Exploring a difficult past or present is hard, but your wellness is worth it. Creating a SOULMap™ is an excellent first step in revealing hidden wounds and launching a deeper healing journey. 

 

You can create your own SOULMap™ by using a series of probing questions in the four areas of Safety, Openness, Unity, and Love as a lens through which to view your wellness (past and present). You may want to set aside a full day for this, or go more slowly, working on one area per day or week.

 

1) SAFETY

 

How safe did you feel as a child – physically, mentally, emotionally and spiritually? Consider your sense of safety around basic needs (food, shelter, money, sex) or more subtle areas like asking for what you wanted, questioning authority, or having privacy. Were family members involved in unsafe activities such as crime, undue risk-taking, or addictive behaviors? What was the emotional or energetic current in the house? Was there raging, criticism, sarcasm, manipulation, neglect, isolation, or long periods of silence?  

 

2) OPENNESS

 

How much openness was there in your family? How were difficult topics handled? Were there secrets, lies, taboo topics?
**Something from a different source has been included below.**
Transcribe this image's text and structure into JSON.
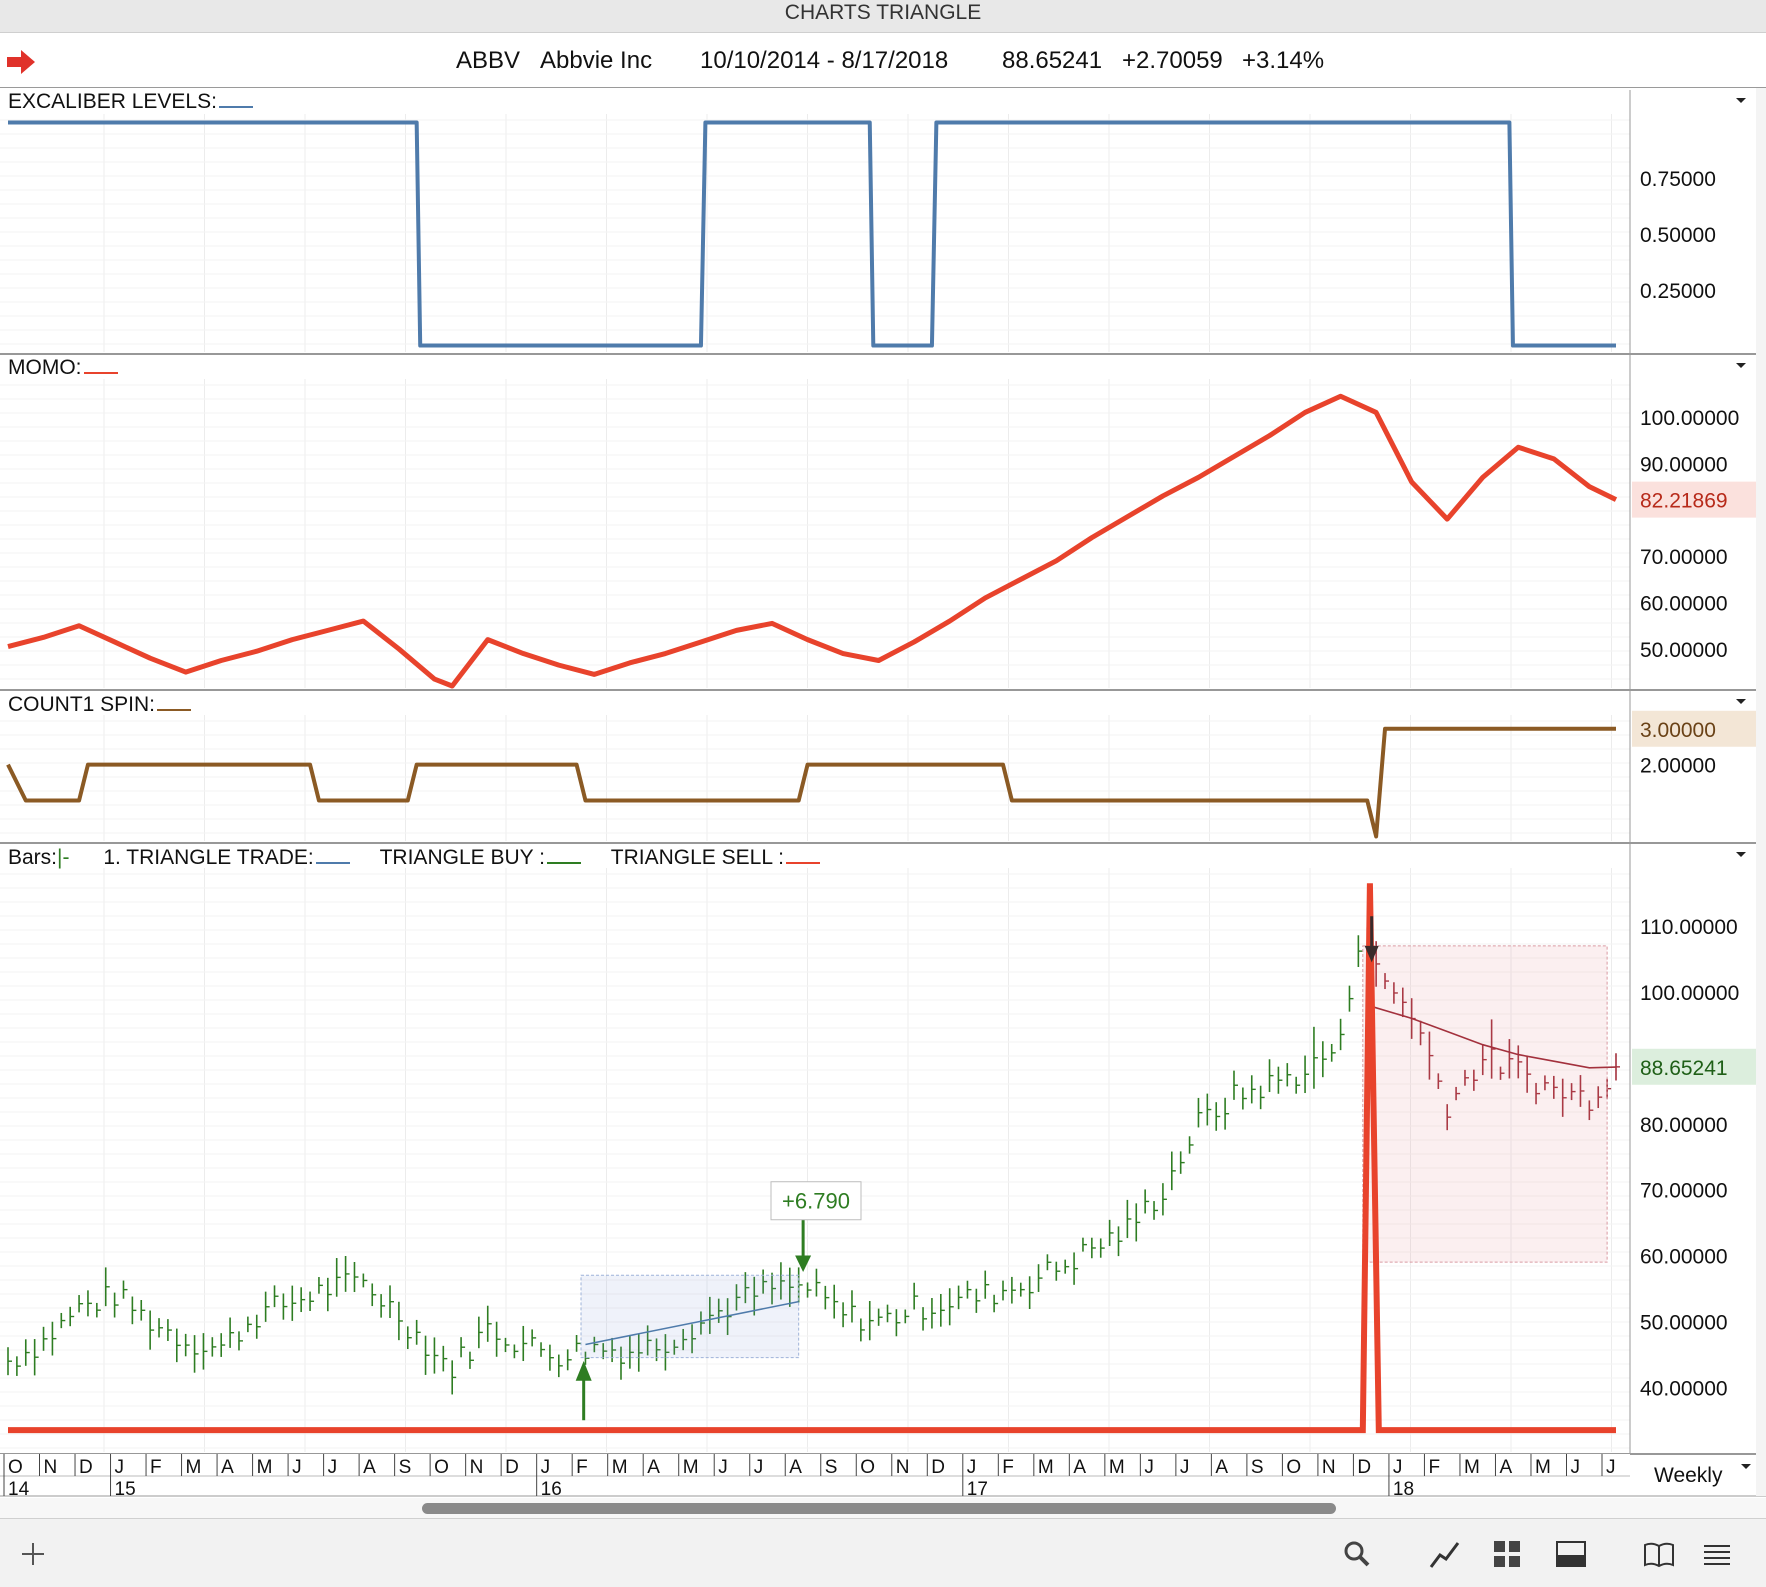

Which parts of yourself or others were deemed acceptable and encouraged and which were discouraged or punished? 

 

3) UNITY

 

Did you feel a sense of comradery and connection in your family or were you lonely? Was there a sense of being on the same team (despite the typical family squabbles) or did some or all of the relationships in the family seem more adversarial? Did you find connection with a group outside of your family? Did you lose anyone close to you before the age of 21, through death, illness, incarceration, mental illness, etc.?

 

4) LOVE

 

Was there an atmosphere of kindness in your household? Was there a sense that you could count on your family to be there for you in times of trouble? Did you share affection with the members of your family – giving it to them and getting it from them? How was love communicated – through hugs, gifts, praise, money, attention, food? Was love ever withheld, purposefully or unintentionally?

 

Taking the time to chart your SOULMap™ may shed light on challenging behavior. If you grew up without a clear sense of Safety, Openness, Unity and Love in your life, your nervous system may have become over-stimulated possibly causing it to get stuck on high (often resulting in rage, hyperactivity, hypervigilance, elation/mania, anxiety/panic, and/or high-risk behavior) or stuck on low (often resulting in depression, disconnection, hopeless/helpless, exhaustion, and/or numbness).

 

Once you have a sense of the amount of SOUL in your childhood, look at the questions once more thinking about your present day circumstances. Is your life a mirror of your past? Are you experiencing the same level of joy or heartache today as you did in childhood? Are you seeing unhealthy patterns of behavior emerge? 

 

Relationships that strive to be Safe, Open, Unified and Loving provide a prime opportunity for healing by creating an environment that allows us to become settled in our body in a new way. 

 

Some have been fortunate to find a friend, mentor, colleague or partner with whom they have a SOUL relationship. For others, it starts with developing a SOUL relationship with a healing professional such as a coach, counselor, therapist, etc. 

 

Whichever path toward healing and wholeness you pursue, remember, it’s never too late to get some SOUL in your life.